I’ve got a Graylog system ingesting Palo Alto Firewall logs, including threat logs. For details on the format for PANOS 8.1, see https://docs.paloaltonetworks.com/pan-os/8-1/pan-os-admin/monitoring/use-syslog-for-monitoring/syslog-field-descriptions/threat-log-fields. The fields are basically all nicely separated by commas, making them quite easy to extract using an GROK pattern, even if it turns out to be quite elaborate. I’m running into a problem with the “URL/Filename” field, though, as it contains commas. Since the field is enclosed in double quotes, I’ve already extended the GROK pattern to use those, helping the extractor to work correctly most of the time. However, it fails on Facebook requests, which look as follows (all session data from real request replaced with random data):
“www.facebook.com/ajax/pagelet/generic.php/LitestandTailLoadPagelet?fb_dtsg_ag=TOtgPxTtsjWfXm3ZCNe-YaH3NezsvalKvVwnd45gYJRlnmf:m1QhALXrMcjLT9DdiMqW5d_Os3eJaxnxEwy7ZOMrdQPeXO&ajaxpipe=1&ajaxpipe_token=QdinG4CekTqAg6Nf&no_script_path=1&data={"“client_stories_count”":2,"“cursor”":"“N2ahp70IeQf32nZaTkgMlCLXvXQsairyrnFtPtKCyMhtJmAFt9oEPwDDgVINwHquNvP2CZqlCMN6Uli2dLw8LPQp”","“pager_config”":""{/"“section_id/”":/"“773823267077810/”",/"“stream_id/”":null,/"“section_type/”":1,/"“most_recent/”":false,/"“ranking_model/”":null,/"“query_context/”":{/"“head_request_time/”":6689969570},/”“use_new_feed/”":true,/"“sequence/”":null}"","“scroll_count”":1,"“story_id”":null,"“client_query_id”":"“2296c0bb-3f33-12a7-e900-86027803efe9"”}&__user=2331088392&__a=1&dyn=wPEGM-NJ5inuWanyRyw43mpSuBn73UN94IRS9qEyDlifBxRhJqEuiHHvUzZPGqBnjAG8g95JyLLa6KKXTe8v7WBwq1eA1714G-YwMJHBndnQajzGABNDmrz8MhY5hDDtgE9f0vSDlMictPWn5J2UeFvhA92MZCsFL_9Y68DQtamO4Sw075gw5lLnumcbL-OhbkdjFp5RUNOxYAAYeB8cvVFxsnhac9C7kC9tF10xzY4bhYejKjH6Suc3QbmEBVQlpWuYH2S9uZtfPtK-PdkZWo65jQOce6djJhzLVH7NQ1Lbn7xu17&"

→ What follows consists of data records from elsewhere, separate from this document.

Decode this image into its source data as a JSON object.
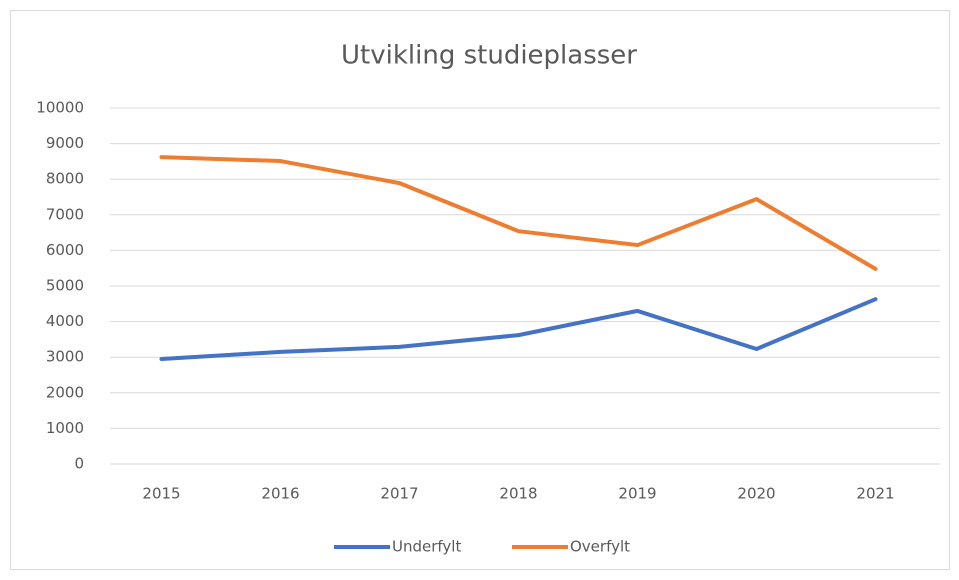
{
  "chart_data": {
    "type": "line",
    "title": "Utvikling studieplasser",
    "categories": [
      "2015",
      "2016",
      "2017",
      "2018",
      "2019",
      "2020",
      "2021"
    ],
    "series": [
      {
        "name": "Underfylt",
        "color": "#4472c4",
        "values": [
          2950,
          3150,
          3290,
          3620,
          4300,
          3230,
          4630
        ]
      },
      {
        "name": "Overfylt",
        "color": "#ed7d31",
        "values": [
          8620,
          8510,
          7890,
          6540,
          6150,
          7440,
          5480
        ]
      }
    ],
    "ylim": [
      0,
      10000
    ],
    "yticks": [
      0,
      1000,
      2000,
      3000,
      4000,
      5000,
      6000,
      7000,
      8000,
      9000,
      10000
    ],
    "grid": true,
    "legend": "bottom"
  }
}
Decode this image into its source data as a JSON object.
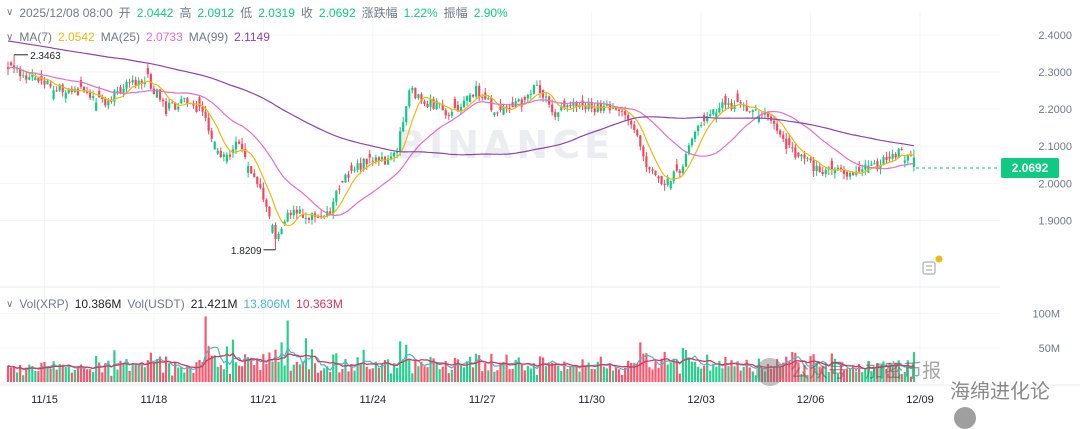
{
  "header": {
    "datetime": "2025/12/08 08:00",
    "open_label": "开",
    "open": "2.0442",
    "high_label": "高",
    "high": "2.0912",
    "low_label": "低",
    "low": "2.0319",
    "close_label": "收",
    "close": "2.0692",
    "change_label": "涨跌幅",
    "change": "1.22%",
    "amp_label": "振幅",
    "amp": "2.90%"
  },
  "ma_legend": {
    "ma7_label": "MA(7)",
    "ma7": "2.0542",
    "ma25_label": "MA(25)",
    "ma25": "2.0733",
    "ma99_label": "MA(99)",
    "ma99": "2.1149"
  },
  "vol_legend": {
    "xrp_label": "Vol(XRP)",
    "xrp": "10.386M",
    "usdt_label": "Vol(USDT)",
    "usdt": "21.421M",
    "ma_a": "13.806M",
    "ma_b": "10.363M"
  },
  "current_price": "2.0692",
  "colors": {
    "up": "#0ecb81",
    "down": "#f6465d",
    "ma7": "#f0b90b",
    "ma25": "#e66ec8",
    "ma99": "#8e44ad",
    "vol_ma5": "#4bb8c6",
    "vol_ma10": "#e0315c"
  },
  "watermark": {
    "brand": "BINANCE",
    "wechat": "公众号 · 加密币报",
    "mark2": "海绵进化论"
  },
  "chart_data": {
    "type": "candlestick",
    "ylim": [
      1.78,
      2.44
    ],
    "price_ticks": [
      "2.4000",
      "2.3000",
      "2.2000",
      "2.1000",
      "2.0000",
      "1.9000"
    ],
    "volume_ticks": [
      "100M",
      "50M"
    ],
    "volume_ylim": [
      0,
      120
    ],
    "x_ticks": [
      "11/15",
      "11/18",
      "11/21",
      "11/24",
      "11/27",
      "11/30",
      "12/03",
      "12/06",
      "12/09"
    ],
    "x_tick_index": [
      12,
      48,
      84,
      120,
      156,
      192,
      228,
      264,
      300
    ],
    "annotations": {
      "high": "2.3463",
      "high_value": 2.3463,
      "high_index": 2,
      "low": "1.8209",
      "low_value": 1.8209,
      "low_index": 88
    },
    "close_anchors": [
      [
        0,
        2.31
      ],
      [
        8,
        2.28
      ],
      [
        16,
        2.26
      ],
      [
        24,
        2.25
      ],
      [
        32,
        2.22
      ],
      [
        40,
        2.27
      ],
      [
        46,
        2.28
      ],
      [
        52,
        2.2
      ],
      [
        58,
        2.22
      ],
      [
        64,
        2.19
      ],
      [
        70,
        2.06
      ],
      [
        76,
        2.11
      ],
      [
        82,
        2.0
      ],
      [
        88,
        1.85
      ],
      [
        92,
        1.93
      ],
      [
        98,
        1.91
      ],
      [
        106,
        1.93
      ],
      [
        110,
        2.01
      ],
      [
        118,
        2.06
      ],
      [
        124,
        2.06
      ],
      [
        128,
        2.1
      ],
      [
        132,
        2.25
      ],
      [
        138,
        2.22
      ],
      [
        146,
        2.19
      ],
      [
        154,
        2.25
      ],
      [
        160,
        2.2
      ],
      [
        170,
        2.22
      ],
      [
        174,
        2.27
      ],
      [
        180,
        2.19
      ],
      [
        188,
        2.21
      ],
      [
        200,
        2.2
      ],
      [
        205,
        2.17
      ],
      [
        210,
        2.04
      ],
      [
        216,
        1.99
      ],
      [
        222,
        2.05
      ],
      [
        226,
        2.15
      ],
      [
        236,
        2.21
      ],
      [
        244,
        2.2
      ],
      [
        250,
        2.18
      ],
      [
        256,
        2.1
      ],
      [
        262,
        2.06
      ],
      [
        268,
        2.03
      ],
      [
        276,
        2.03
      ],
      [
        286,
        2.05
      ],
      [
        292,
        2.08
      ],
      [
        298,
        2.0692
      ]
    ],
    "candle_count": 299,
    "series": [
      {
        "name": "MA(7)",
        "value": "2.0542"
      },
      {
        "name": "MA(25)",
        "value": "2.0733"
      },
      {
        "name": "MA(99)",
        "value": "2.1149"
      }
    ],
    "volume_series": [
      {
        "name": "Vol(XRP)",
        "value": "10.386M"
      },
      {
        "name": "Vol(USDT)",
        "value": "21.421M"
      }
    ],
    "volume_spikes": [
      [
        65,
        96
      ],
      [
        72,
        52
      ],
      [
        74,
        62
      ],
      [
        90,
        58
      ],
      [
        92,
        90
      ],
      [
        98,
        64
      ],
      [
        100,
        48
      ],
      [
        108,
        42
      ],
      [
        116,
        28
      ],
      [
        132,
        34
      ],
      [
        164,
        40
      ],
      [
        168,
        36
      ],
      [
        208,
        58
      ],
      [
        216,
        44
      ],
      [
        222,
        50
      ],
      [
        230,
        40
      ],
      [
        238,
        32
      ],
      [
        258,
        44
      ],
      [
        264,
        38
      ],
      [
        272,
        34
      ],
      [
        290,
        28
      ]
    ]
  }
}
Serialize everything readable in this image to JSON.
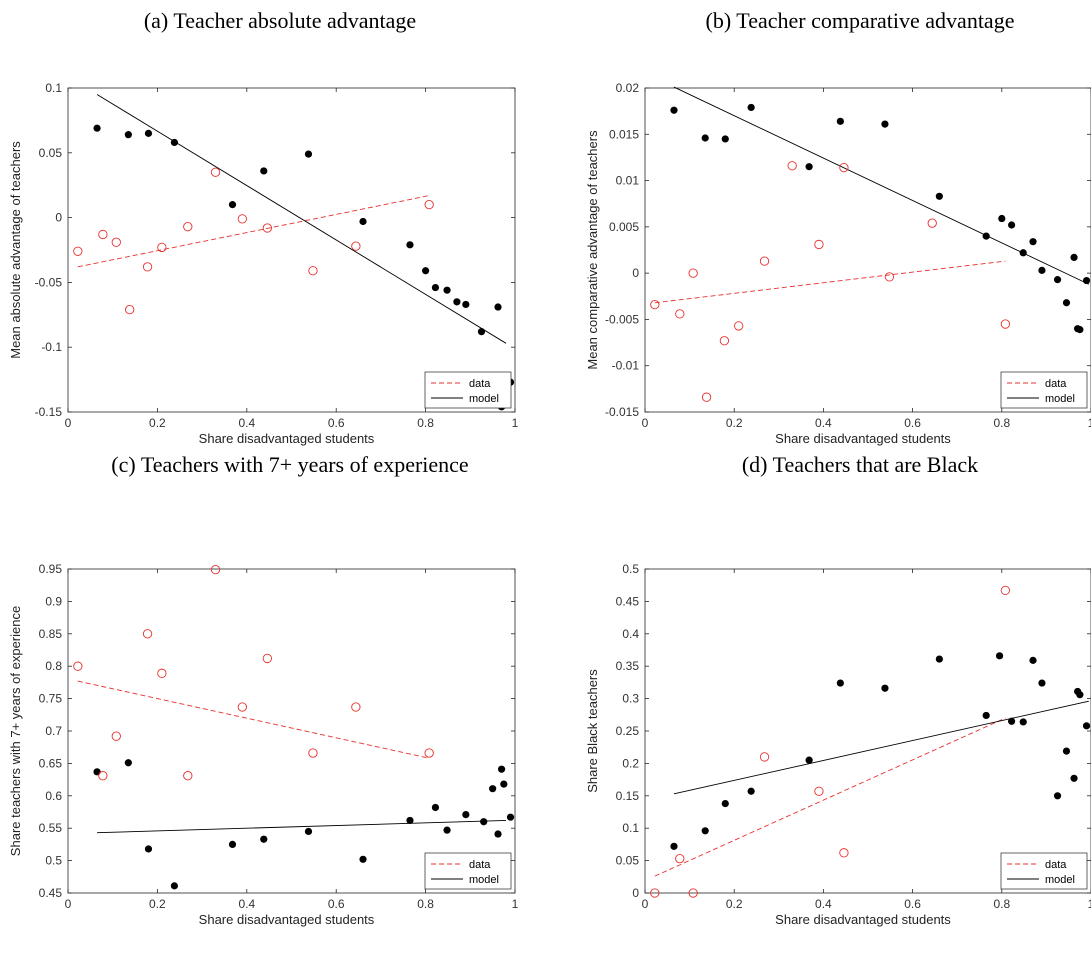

My GROK pattern: ,(?:"%{DATA:pafw_url_or_filename}")?, extracts the following into pafw_url_or_filename:
www.facebook.com/ajax/pagelet/generic.php/LitestandTailLoadPagelet?fb_dtsg_ag=TOtgPxTtsjWfXm3ZCNe-YaH3NezsvalKvVwnd45gYJRlnmf:m1QhALXrMcjLT9DdiMqW5d_Os3eJaxnxEwy7ZOMrdQPeXO&ajaxpipe=1&ajaxpipe_token=QdinG4CekTqAg6Nf&no_script_path=1&data={"“client_stories_count”":2,"“cursor”":"“N2ahp70IeQf32nZaTkgMlCLXvXQsairyrnFtPtKCyMhtJmAFt9oEPwDDgVINwHquNvP2CZqlCMN6Uli2dLw8LPQp”
I.e. it (correctly) stops when it hits the character sequence ‘",’ after ‘PQp"’. I would like to have it go on until it reaches the real end of the URL. Does anyone here have an idea how to do that?
I have noticed that Palo Alto appear to use double double quotes within the URL and a single double quote character only at its end, so I’d need something like the following to define the end of the GROK pattern: “a double quote character, followed by a comma, but not preceded by a double quote character”. Or: .
Is there a way to express that in GROK?
Many thanks in advance and cheers,
Tobias
PS: Full message and extractor available on request.